インターネット上では「雑穀米は白米より低カロリーで100gあたり約125kcal」といった説明も見かけますが、公的な成分表の数値と照らすと根拠が曖昧です。125kcalという値は、水分を多く含んだ状態や特定の商品の値である可能性があります。雑穀の種類・配合・炊き上がりの水分量で数値は動くため、「雑穀米にすればカロリーが減る」と一律に考えるのは正確ではありません。
カロリーと糖質の詳しい早見表は「雑穀米のカロリー」と「雑穀米の糖質」にまとめています。
それでもダイエット中の主食に選ばれる3つの理由
カロリーが同じなら、なぜ雑穀米が選ばれるのでしょうか。理由は「食べる量」と「食後の状態」に関わる3点です。
1. 噛みごたえと食物繊維で満腹感が続く
雑穀にはプチプチ・もちもちした粒が混ざるため、自然と噛む回数が増えます。食物繊維も加わることで、同じ量でも満足感が得やすく、次の食事までの空腹感がやわらぎます。
食物繊維の量は雑穀の種類で大きく違います。乾燥100gあたりで比べると、押麦は12.2g。精白米の0.5gに対して約24倍です。

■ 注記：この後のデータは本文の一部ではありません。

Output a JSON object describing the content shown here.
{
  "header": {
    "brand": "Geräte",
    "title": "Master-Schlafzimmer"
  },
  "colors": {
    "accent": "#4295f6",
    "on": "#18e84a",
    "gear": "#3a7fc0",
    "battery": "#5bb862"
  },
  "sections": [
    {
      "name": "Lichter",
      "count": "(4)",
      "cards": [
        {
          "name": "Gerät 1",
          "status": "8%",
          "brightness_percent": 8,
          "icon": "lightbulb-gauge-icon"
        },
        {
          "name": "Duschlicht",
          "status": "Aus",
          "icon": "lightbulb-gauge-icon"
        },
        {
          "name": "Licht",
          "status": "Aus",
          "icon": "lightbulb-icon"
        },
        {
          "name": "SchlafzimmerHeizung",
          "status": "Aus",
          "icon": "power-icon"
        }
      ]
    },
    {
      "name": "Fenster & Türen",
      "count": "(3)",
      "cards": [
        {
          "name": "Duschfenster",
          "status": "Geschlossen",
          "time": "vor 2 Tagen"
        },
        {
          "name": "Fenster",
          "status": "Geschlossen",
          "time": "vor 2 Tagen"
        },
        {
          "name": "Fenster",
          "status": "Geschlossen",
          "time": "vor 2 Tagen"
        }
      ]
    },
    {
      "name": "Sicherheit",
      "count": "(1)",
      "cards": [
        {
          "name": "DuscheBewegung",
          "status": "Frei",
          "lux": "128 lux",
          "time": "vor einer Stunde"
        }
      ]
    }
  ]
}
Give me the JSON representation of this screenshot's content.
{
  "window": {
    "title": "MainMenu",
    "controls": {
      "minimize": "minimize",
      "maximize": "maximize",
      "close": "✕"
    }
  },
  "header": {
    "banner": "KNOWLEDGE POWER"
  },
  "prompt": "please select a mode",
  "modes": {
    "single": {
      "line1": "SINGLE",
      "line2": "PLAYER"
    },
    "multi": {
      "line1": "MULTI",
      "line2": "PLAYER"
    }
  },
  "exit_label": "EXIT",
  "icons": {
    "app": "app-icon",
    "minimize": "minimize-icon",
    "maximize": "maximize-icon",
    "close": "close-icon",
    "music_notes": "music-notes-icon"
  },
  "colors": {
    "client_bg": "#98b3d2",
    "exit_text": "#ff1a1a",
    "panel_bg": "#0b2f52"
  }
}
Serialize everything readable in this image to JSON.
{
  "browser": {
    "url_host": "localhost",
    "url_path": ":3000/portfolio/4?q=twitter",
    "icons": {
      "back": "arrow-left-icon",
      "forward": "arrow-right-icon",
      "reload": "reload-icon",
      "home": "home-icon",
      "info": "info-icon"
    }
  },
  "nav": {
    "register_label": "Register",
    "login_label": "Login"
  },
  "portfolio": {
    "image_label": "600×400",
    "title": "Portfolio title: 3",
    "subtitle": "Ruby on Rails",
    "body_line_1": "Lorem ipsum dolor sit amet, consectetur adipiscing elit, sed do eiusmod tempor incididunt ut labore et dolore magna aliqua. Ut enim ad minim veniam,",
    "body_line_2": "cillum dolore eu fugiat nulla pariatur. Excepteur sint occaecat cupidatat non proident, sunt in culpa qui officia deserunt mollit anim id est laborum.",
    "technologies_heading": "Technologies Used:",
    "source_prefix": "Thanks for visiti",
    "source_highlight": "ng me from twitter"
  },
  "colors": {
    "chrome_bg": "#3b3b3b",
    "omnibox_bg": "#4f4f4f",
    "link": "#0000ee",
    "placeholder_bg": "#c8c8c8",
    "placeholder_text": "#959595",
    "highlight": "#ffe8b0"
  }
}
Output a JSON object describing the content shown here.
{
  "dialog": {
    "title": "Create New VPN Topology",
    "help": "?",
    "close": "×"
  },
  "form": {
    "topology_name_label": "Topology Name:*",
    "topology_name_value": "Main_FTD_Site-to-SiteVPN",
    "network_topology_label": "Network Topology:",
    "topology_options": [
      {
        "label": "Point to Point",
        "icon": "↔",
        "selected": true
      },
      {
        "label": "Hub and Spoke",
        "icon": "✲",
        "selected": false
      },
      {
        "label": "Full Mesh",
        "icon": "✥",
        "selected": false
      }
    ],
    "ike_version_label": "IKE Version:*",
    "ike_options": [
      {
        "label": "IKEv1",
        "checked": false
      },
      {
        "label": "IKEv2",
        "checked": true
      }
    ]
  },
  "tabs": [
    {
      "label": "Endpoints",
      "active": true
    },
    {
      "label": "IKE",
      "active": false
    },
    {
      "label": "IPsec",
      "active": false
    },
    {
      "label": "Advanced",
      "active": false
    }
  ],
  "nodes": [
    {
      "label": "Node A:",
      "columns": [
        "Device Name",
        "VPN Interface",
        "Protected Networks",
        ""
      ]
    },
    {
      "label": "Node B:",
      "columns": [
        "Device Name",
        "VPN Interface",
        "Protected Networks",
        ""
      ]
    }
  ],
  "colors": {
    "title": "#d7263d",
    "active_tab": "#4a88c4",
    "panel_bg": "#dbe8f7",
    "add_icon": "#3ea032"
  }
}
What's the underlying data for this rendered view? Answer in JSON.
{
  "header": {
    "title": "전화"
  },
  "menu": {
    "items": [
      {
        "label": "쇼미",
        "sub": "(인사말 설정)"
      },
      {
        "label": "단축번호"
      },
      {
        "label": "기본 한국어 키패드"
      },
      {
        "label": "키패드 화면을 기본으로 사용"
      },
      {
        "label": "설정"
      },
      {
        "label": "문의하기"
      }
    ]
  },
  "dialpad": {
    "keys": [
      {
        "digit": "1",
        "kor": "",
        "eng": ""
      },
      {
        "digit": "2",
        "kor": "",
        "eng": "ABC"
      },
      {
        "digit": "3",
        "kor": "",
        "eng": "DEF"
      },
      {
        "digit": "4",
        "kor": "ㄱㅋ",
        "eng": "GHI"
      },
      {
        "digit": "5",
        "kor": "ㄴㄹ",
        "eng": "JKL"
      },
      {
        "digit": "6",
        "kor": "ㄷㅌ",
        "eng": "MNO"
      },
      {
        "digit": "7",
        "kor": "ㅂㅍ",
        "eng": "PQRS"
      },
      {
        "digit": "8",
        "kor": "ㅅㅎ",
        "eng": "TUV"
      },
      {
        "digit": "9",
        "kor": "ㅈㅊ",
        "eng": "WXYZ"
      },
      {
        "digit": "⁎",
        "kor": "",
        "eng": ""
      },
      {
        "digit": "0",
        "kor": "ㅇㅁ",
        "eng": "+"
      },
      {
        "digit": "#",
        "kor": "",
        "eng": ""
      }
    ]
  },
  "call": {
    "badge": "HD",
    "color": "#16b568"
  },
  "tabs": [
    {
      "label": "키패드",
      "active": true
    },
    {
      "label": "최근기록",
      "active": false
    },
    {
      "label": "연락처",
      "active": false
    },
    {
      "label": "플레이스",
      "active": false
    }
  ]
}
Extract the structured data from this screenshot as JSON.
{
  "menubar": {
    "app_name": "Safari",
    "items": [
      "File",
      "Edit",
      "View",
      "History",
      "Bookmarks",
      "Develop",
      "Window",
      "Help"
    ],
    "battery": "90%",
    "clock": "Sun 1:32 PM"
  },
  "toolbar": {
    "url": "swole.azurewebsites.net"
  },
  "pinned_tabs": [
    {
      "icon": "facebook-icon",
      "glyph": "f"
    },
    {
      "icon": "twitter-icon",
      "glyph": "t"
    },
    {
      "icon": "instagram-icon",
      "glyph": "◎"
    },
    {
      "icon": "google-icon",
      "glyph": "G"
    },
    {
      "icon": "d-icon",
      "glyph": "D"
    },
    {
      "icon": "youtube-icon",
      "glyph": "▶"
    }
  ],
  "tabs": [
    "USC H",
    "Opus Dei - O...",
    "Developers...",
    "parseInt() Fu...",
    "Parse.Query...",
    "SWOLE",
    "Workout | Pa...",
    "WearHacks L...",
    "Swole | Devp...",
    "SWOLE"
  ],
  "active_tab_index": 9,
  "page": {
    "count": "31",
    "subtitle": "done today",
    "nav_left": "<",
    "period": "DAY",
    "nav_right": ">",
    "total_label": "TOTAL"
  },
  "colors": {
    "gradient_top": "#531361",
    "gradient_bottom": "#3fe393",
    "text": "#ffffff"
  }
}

実際に食べるのは白米に少量混ぜた状態なのでこの差がそのまま出るわけではありませんが、主食を替えるだけで食物繊維を上乗せできるのは確かです。
2. 食後血糖の上がり方がゆるやかになる
大麦に多く含まれるβ-グルカン(水溶性食物繊維)には、糖の吸収をゆるやかにするはたらきが報告されています。食後血糖が急に上がりにくいことは、その後の強い空腹感や間食を抑えることにつながると考えられています。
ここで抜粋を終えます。